I suspect that if T<'varying> unsafely asserts that bivariant casts of its 'varying parameter are sound, then transmuting &'a mut T<'v1> to &'a mut T<'v2> should be sound (where both types are well-formed).
Another way to phrase this claim is that if T<'v1> can be soundly transmuted to T<'v2>, and T<'v2> can be soundly transmuted to T<'v1>, then &'a mut T<'v1> can be soundly transmuted to &'a mut T<'v2> (if both types are well-formed). Perhaps I could even go so far as saying that "T<'v1> and T<'v2> are the same type" (modulo a 'static bound that could provide access to a TypeId) since codegen cannot (soundly) depend on a lifetime parameter.

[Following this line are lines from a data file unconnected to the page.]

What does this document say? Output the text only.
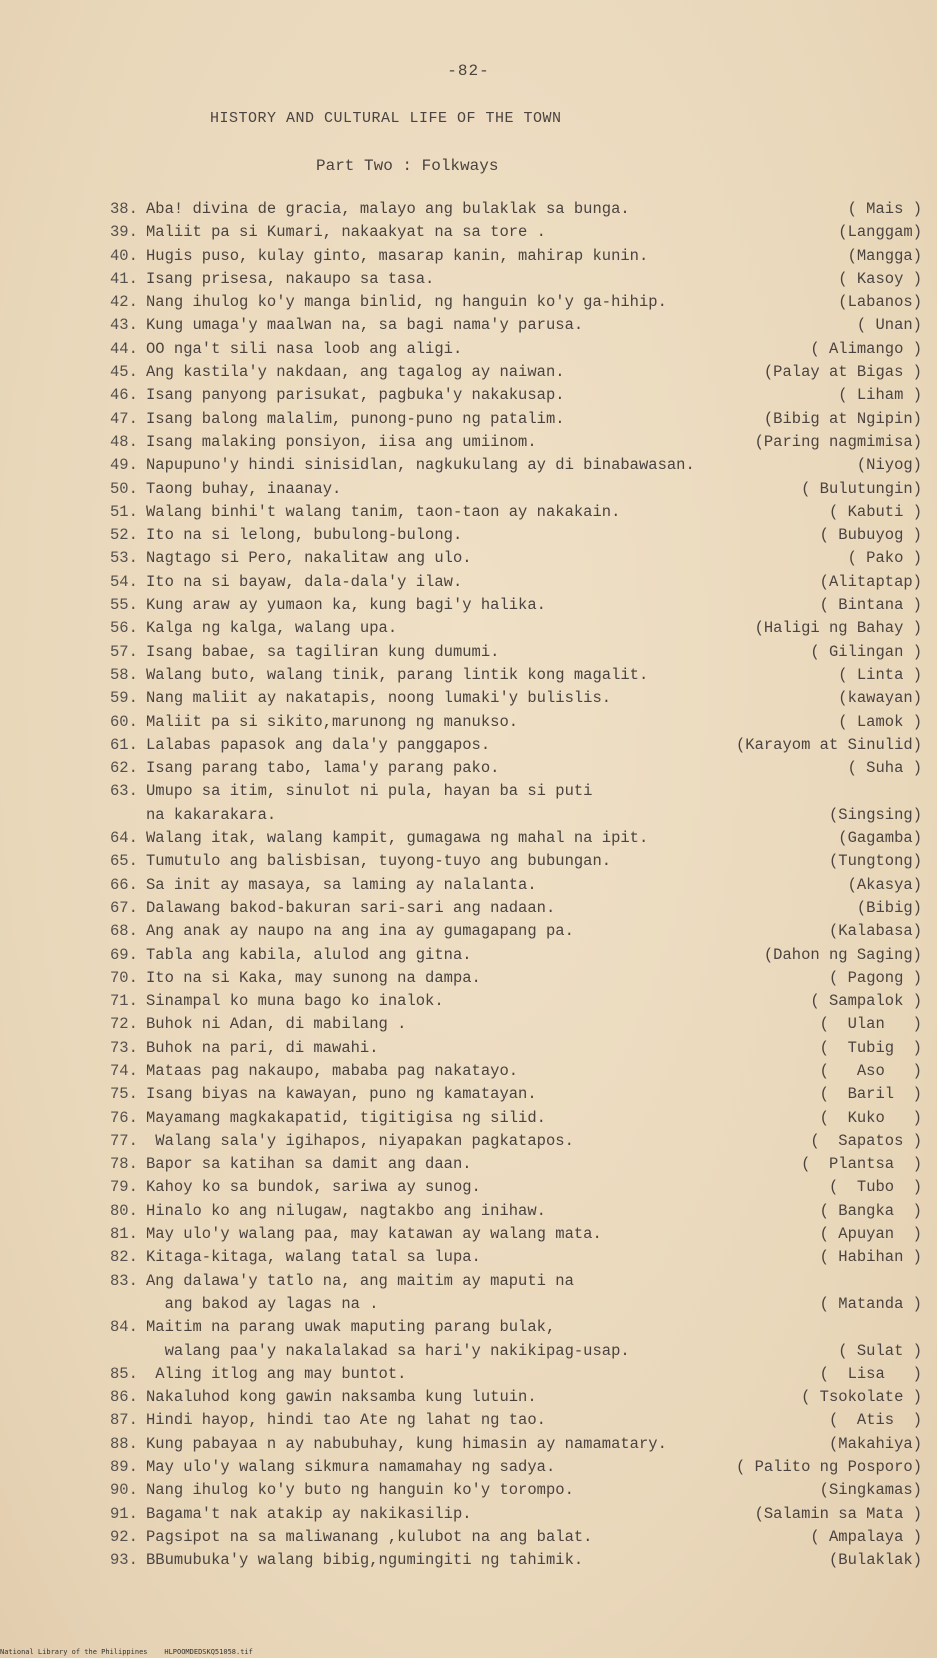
-82-
HISTORY AND CULTURAL LIFE OF THE TOWN
Part Two : Folkways
38. Aba! divina de gracia, malayo ang bulaklak sa bunga.	( Mais )
39. Maliit pa si Kumari, nakaakyat na sa tore .	(Langgam)
40. Hugis puso, kulay ginto, masarap kanin, mahirap kunin.	(Mangga)
41. Isang prisesa, nakaupo sa tasa.	( Kasoy )
42. Nang ihulog ko'y manga binlid, ng hanguin ko'y ga-hihip.	(Labanos)
43. Kung umaga'y maalwan na, sa bagi nama'y parusa.	( Unan)
44. OO nga't sili nasa loob ang aligi.	( Alimango )
45. Ang kastila'y nakdaan, ang tagalog ay naiwan.	(Palay at Bigas )
46. Isang panyong parisukat, pagbuka'y nakakusap.	( Liham )
47. Isang balong malalim, punong-puno ng patalim.	(Bibig at Ngipin)
48. Isang malaking ponsiyon, iisa ang umiinom.	(Paring nagmimisa)
49. Napupuno'y hindi sinisidlan, nagkukulang ay di binabawasan.	(Niyog)
50. Taong buhay, inaanay.	( Bulutungin)
51. Walang binhi't walang tanim, taon-taon ay nakakain.	( Kabuti )
52. Ito na si lelong, bubulong-bulong.	( Bubuyog )
53. Nagtago si Pero, nakalitaw ang ulo.	( Pako )
54. Ito na si bayaw, dala-dala'y ilaw.	(Alitaptap)
55. Kung araw ay yumaon ka, kung bagi'y halika.	( Bintana )
56. Kalga ng kalga, walang upa.	(Haligi ng Bahay )
57. Isang babae, sa tagiliran kung dumumi.	( Gilingan )
58. Walang buto, walang tinik, parang lintik kong magalit.	( Linta )
59. Nang maliit ay nakatapis, noong lumaki'y bulislis.	(kawayan)
60. Maliit pa si sikito,marunong ng manukso.	( Lamok )
61. Lalabas papasok ang dala'y panggapos.	(Karayom at Sinulid)
62. Isang parang tabo, lama'y parang pako.	( Suha )
63. Umupo sa itim, sinulot ni pula, hayan ba si puti
na kakarakara.	(Singsing)
64. Walang itak, walang kampit, gumagawa ng mahal na ipit.	(Gagamba)
65. Tumutulo ang balisbisan, tuyong-tuyo ang bubungan.	(Tungtong)
66. Sa init ay masaya, sa laming ay nalalanta.	(Akasya)
67. Dalawang bakod-bakuran sari-sari ang nadaan.	(Bibig)
68. Ang anak ay naupo na ang ina ay gumagapang pa.	(Kalabasa)
69. Tabla ang kabila, alulod ang gitna.	(Dahon ng Saging)
70. Ito na si Kaka, may sunong na dampa.	( Pagong )
71. Sinampal ko muna bago ko inalok.	( Sampalok )
72. Buhok ni Adan, di mabilang .	(  Ulan   )
73. Buhok na pari, di mawahi.	(  Tubig  )
74. Mataas pag nakaupo, mababa pag nakatayo.	(   Aso   )
75. Isang biyas na kawayan, puno ng kamatayan.	(  Baril  )
76. Mayamang magkakapatid, tigitigisa ng silid.	(  Kuko   )
77. Walang sala'y igihapos, niyapakan pagkatapos.	(  Sapatos )
78. Bapor sa katihan sa damit ang daan.	(  Plantsa  )
79. Kahoy ko sa bundok, sariwa ay sunog.	(  Tubo  )
80. Hinalo ko ang nilugaw, nagtakbo ang inihaw.	( Bangka  )
81. May ulo'y walang paa, may katawan ay walang mata.	( Apuyan  )
82. Kitaga-kitaga, walang tatal sa lupa.	( Habihan )
83. Ang dalawa'y tatlo na, ang maitim ay maputi na
ang bakod ay lagas na .	( Matanda )
84. Maitim na parang uwak maputing parang bulak,
walang paa'y nakalalakad sa hari'y nakikipag-usap.	( Sulat )
85. Aling itlog ang may buntot.	(  Lisa   )
86. Nakaluhod kong gawin naksamba kung lutuin.	( Tsokolate )
87. Hindi hayop, hindi tao Ate ng lahat ng tao.	(  Atis  )
88. Kung pabayaa n ay nabubuhay, kung himasin ay namamatary.	(Makahiya)
89. May ulo'y walang sikmura namamahay ng sadya.	( Palito ng Posporo)
90. Nang ihulog ko'y buto ng hanguin ko'y torompo.	(Singkamas)
91. Bagama't nak atakip ay nakikasilip.	(Salamin sa Mata )
92. Pagsipot na sa maliwanang ,kulubot na ang balat.	( Ampalaya )
93. BBumubuka'y walang bibig,ngumingiti ng tahimik.	(Bulaklak)
National Library of the Philippines    HLPOOMDEDSKQ51058.tif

What makes me so cautious is that I know U being a subtype of V and V being a subtype of U do not together imply U = V; in particular, two higher-ranked types without canonical normalizations may be subtypes of each other while being distinct types. Therefore, even if both covariant casts and contravariant casts of U to V are sound, it seems unlikely to generally be sound to cast U to V in an invariant position like &mut U, as they could be distinguished by their TypeIds. However, as the problem in #97156 could be seen as the compiler effectively transmuting a private field and/or transmuting a struct with private fields with safety invariants... maybe it'd still be sound to transmute any public &mut U value to &mut V (and other transmutes of a publicly-reachable U to V in invariant positions) when U and V are subtypes of each other? I don't know if there's any sound code capable of escalating that to UB. However, without for<T> binders I don't think it's useful (even if sound). Someday, if for<T> binders are possible, I might revisit that thought.

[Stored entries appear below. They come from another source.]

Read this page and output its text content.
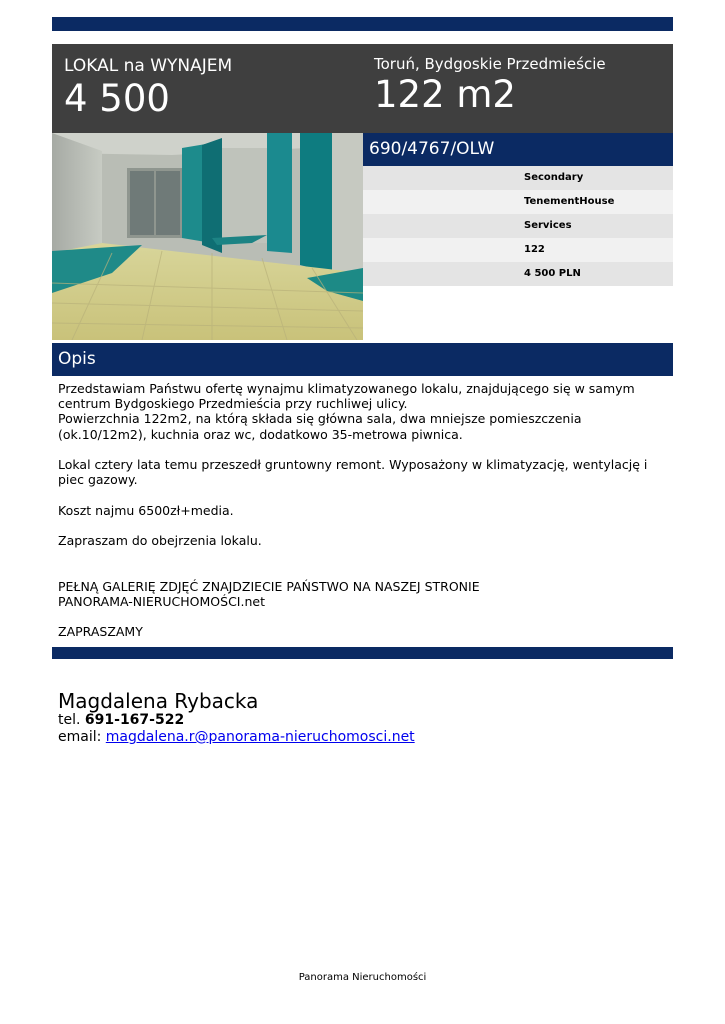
LOKAL na WYNAJEM
4 500
Toruń, Bydgoskie Przedmieście
122 m2
690/4767/OLW
Secondary
TenementHouse
Services
122
4 500 PLN
Opis

Przedstawiam Państwu ofertę wynajmu klimatyzowanego lokalu, znajdującego się w samym centrum Bydgoskiego Przedmieścia przy ruchliwej ulicy.

Powierzchnia 122m2, na którą składa się główna sala, dwa mniejsze pomieszczenia (ok.10/12m2), kuchnia oraz wc, dodatkowo 35-metrowa piwnica.

Lokal cztery lata temu przeszedł gruntowny remont. Wyposażony w klimatyzację, wentylację i piec gazowy.

Koszt najmu 6500zł+media.

Zapraszam do obejrzenia lokalu.

PEŁNĄ GALERIĘ ZDJĘĆ ZNAJDZIECIE PAŃSTWO NA NASZEJ STRONIE PANORAMA-NIERUCHOMOŚCI.net

ZAPRASZAMY

Magdalena Rybacka
tel. 691-167-522
email: magdalena.r@panorama-nieruchomosci.net
Panorama Nieruchomości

In any case, that concern about higher-ranked types shouldn't apply to two types which differ only in a lifetime parameter. Am I missing anything that would make transmuting &'a mut T<'v1> to &'a mut T<'v2> unsound (when T<'v1> can be soundly transmuted to or from T<'v2> in both covariant and contravariant positions)?
Note on compiler support
Maybe, in some future version of Rust, it'd be nice to have something similar to unsafe impl Send for _ but for unsafely asserting that covariant (or contravariant) casts of a parameter are sound. See also Manual variance unsafe escape hatch? - language design - Rust Internals. We already stabilized unsafe attributes, so I think something like struct Foo<#[unsafe(covariant)] 'varying, ..> { .. } would be nice to have at least for lifetime parameters; that is, effectively, what variance-family would implement (modulo support for more than one lifetime with unsafe variance, which, for ease of implementation, variance-family will not include).

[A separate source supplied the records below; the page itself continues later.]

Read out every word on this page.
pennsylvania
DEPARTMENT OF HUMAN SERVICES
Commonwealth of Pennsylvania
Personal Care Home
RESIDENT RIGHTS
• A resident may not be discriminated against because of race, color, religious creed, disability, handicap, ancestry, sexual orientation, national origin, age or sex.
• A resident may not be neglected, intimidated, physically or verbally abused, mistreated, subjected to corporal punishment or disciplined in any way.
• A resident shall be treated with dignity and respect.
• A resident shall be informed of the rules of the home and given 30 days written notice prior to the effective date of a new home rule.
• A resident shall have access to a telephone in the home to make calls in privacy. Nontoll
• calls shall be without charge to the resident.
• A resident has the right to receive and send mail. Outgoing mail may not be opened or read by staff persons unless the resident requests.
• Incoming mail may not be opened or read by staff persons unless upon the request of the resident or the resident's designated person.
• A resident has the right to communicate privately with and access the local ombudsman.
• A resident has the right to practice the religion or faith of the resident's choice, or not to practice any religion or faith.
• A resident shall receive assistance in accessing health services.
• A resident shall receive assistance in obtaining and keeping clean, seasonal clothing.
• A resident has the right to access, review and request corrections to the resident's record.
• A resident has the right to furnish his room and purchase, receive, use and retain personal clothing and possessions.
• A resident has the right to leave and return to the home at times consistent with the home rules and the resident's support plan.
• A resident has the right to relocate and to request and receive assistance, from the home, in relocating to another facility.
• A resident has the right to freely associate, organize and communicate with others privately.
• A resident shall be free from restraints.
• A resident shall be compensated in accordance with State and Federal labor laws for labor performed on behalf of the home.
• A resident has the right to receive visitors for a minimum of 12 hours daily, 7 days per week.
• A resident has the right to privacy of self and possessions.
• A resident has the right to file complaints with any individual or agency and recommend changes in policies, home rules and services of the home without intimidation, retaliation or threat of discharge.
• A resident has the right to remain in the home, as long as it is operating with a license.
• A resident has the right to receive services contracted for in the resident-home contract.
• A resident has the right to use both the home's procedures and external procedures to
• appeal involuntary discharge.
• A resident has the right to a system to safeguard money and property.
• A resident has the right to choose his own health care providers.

I don't think it's critical, though, as absent more support for type constructors or higher-ranked types and a way to require that a type constructor is covariant/contravariant/bivariant in its parameters, my use case(s) for variance-family will still need custom traits. Support for manually-proven / unsafely-asserted variance beyond the variance proven by the compiler is merely a small detail on top of those traits.